Q&A with Belinda McGuire

Belinda McGuire, whose stunning photo graces our Festival poster this season, took a few minutes to answer some questions about her upcoming performance at On the Stage, Saturday, June 3, 8 pm. We recommend getting your tickets to this show ASAP, as they’re selling fast! 

GD: Belinda, why did you make the piece you’ll be performing at the Festival?

I commissioned Sharon B. Moore to make Anthem for the Living as a part of “The Heist Project,” which included two other solo works by other choreographers, danced by me. I was driven to immerse myself in work that is meticulously imagined and designed, but ultimately brought to life or achieved through necessary spontaneity in response to the unfolding action. Sharon’s work built a perfect arena for this exploration.

GD: How long did it take to make Anthem for the Living, and what was the studio process like?

We broke ground on Anthem in early 2009 and continued working in 1-3 week-long intensive creation periods every few months until the piece premiered in 2011.  In between the creation periods, I rehearsed on my own whatever material already existed.

GD: How does your piece relate to cultural trends or other works of art or current events or history?

One colleague, upon seeing a run of the work in rehearsal, said something to the effect of “she is every man and every woman and every child.”  It’s also about life and death – two things that, of course, we all face.

GD: What is something you’d like to tell the audience about your piece that they won’t be able to find out in the program?

I don’t think there’s anything else they need to know. I’d be happy to talk about it with anyone afterwards, but it doesn’t need any preamble.

GD: Why is dance important to you?
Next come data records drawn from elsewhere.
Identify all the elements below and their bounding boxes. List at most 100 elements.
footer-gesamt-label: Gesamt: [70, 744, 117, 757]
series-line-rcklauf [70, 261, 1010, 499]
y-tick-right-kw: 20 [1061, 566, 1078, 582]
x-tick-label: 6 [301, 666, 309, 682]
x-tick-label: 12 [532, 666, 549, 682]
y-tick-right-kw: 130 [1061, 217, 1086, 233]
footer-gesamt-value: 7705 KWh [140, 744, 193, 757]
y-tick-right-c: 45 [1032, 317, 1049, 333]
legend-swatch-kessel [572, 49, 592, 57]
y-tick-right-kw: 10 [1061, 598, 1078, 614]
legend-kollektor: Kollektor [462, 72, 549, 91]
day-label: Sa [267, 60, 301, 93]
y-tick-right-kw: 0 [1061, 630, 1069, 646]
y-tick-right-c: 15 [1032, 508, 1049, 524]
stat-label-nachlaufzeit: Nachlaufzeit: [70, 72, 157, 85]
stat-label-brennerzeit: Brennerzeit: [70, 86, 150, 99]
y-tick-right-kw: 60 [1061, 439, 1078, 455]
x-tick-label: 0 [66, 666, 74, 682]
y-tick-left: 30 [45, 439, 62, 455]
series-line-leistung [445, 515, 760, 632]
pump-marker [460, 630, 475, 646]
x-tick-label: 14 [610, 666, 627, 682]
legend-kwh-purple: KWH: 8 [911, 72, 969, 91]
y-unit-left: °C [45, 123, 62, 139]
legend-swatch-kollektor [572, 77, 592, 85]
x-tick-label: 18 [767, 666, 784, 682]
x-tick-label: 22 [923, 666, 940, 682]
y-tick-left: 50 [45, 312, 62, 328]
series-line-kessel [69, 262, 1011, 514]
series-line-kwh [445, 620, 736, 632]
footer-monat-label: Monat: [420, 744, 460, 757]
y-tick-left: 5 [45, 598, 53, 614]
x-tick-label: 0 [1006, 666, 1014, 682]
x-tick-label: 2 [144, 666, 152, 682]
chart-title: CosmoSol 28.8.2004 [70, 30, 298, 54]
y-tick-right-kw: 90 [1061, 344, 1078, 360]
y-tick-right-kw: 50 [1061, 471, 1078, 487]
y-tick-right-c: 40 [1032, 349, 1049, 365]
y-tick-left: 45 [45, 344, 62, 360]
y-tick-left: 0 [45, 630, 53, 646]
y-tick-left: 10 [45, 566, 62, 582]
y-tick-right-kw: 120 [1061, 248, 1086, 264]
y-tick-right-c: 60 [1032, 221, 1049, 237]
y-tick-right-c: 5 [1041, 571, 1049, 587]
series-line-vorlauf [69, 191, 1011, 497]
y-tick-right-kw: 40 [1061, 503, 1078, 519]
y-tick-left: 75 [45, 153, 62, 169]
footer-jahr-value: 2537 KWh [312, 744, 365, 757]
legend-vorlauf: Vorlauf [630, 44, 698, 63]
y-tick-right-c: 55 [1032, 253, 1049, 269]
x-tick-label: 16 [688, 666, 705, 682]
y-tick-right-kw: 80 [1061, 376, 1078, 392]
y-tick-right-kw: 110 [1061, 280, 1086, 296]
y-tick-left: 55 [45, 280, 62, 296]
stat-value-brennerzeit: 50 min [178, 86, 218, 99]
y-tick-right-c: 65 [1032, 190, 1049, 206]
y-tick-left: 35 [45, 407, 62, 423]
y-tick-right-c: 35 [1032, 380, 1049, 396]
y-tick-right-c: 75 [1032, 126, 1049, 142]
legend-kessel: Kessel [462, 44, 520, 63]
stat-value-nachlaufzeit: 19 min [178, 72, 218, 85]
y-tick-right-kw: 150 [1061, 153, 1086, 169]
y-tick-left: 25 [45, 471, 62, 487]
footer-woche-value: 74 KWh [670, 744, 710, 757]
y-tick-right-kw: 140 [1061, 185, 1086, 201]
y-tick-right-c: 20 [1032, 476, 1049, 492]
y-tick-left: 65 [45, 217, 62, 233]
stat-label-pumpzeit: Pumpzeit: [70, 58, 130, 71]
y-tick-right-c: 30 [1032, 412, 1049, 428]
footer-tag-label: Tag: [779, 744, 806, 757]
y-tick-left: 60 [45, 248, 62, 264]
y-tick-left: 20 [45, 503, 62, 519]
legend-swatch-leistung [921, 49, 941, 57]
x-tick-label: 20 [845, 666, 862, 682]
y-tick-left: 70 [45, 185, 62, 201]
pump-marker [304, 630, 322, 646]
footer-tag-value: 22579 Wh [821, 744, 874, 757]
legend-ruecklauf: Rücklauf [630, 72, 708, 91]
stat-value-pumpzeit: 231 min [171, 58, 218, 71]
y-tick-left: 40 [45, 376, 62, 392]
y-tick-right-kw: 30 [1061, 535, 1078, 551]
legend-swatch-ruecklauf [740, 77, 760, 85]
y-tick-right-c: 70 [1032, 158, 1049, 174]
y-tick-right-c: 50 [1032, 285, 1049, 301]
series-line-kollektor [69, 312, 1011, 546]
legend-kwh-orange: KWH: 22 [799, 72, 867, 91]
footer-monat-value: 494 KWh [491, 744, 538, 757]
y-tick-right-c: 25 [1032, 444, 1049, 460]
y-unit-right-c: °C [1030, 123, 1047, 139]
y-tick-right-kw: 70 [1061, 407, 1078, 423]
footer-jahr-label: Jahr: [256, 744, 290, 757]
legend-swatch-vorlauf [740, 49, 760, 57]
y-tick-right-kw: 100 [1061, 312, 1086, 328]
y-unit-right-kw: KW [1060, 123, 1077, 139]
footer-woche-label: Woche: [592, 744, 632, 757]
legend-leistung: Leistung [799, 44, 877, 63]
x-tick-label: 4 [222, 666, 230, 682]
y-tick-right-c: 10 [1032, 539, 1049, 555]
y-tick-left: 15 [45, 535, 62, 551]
Why should it be important to others?

Movement can be an immediate, visceral, complete and efficient form of communication. It’s a powerful and compelling tool to wield and also to behold as the audience.  Not always, of course… like any case of craftsmanship, it needs to be applied in the right way, in the right context with the right intentions, but even still things can go awry.  I’m trying to say that dance has had a huge impact on me (as an audience member), so my artistic mission is to make more opportunities for potentially impactful work to be created and performed for others.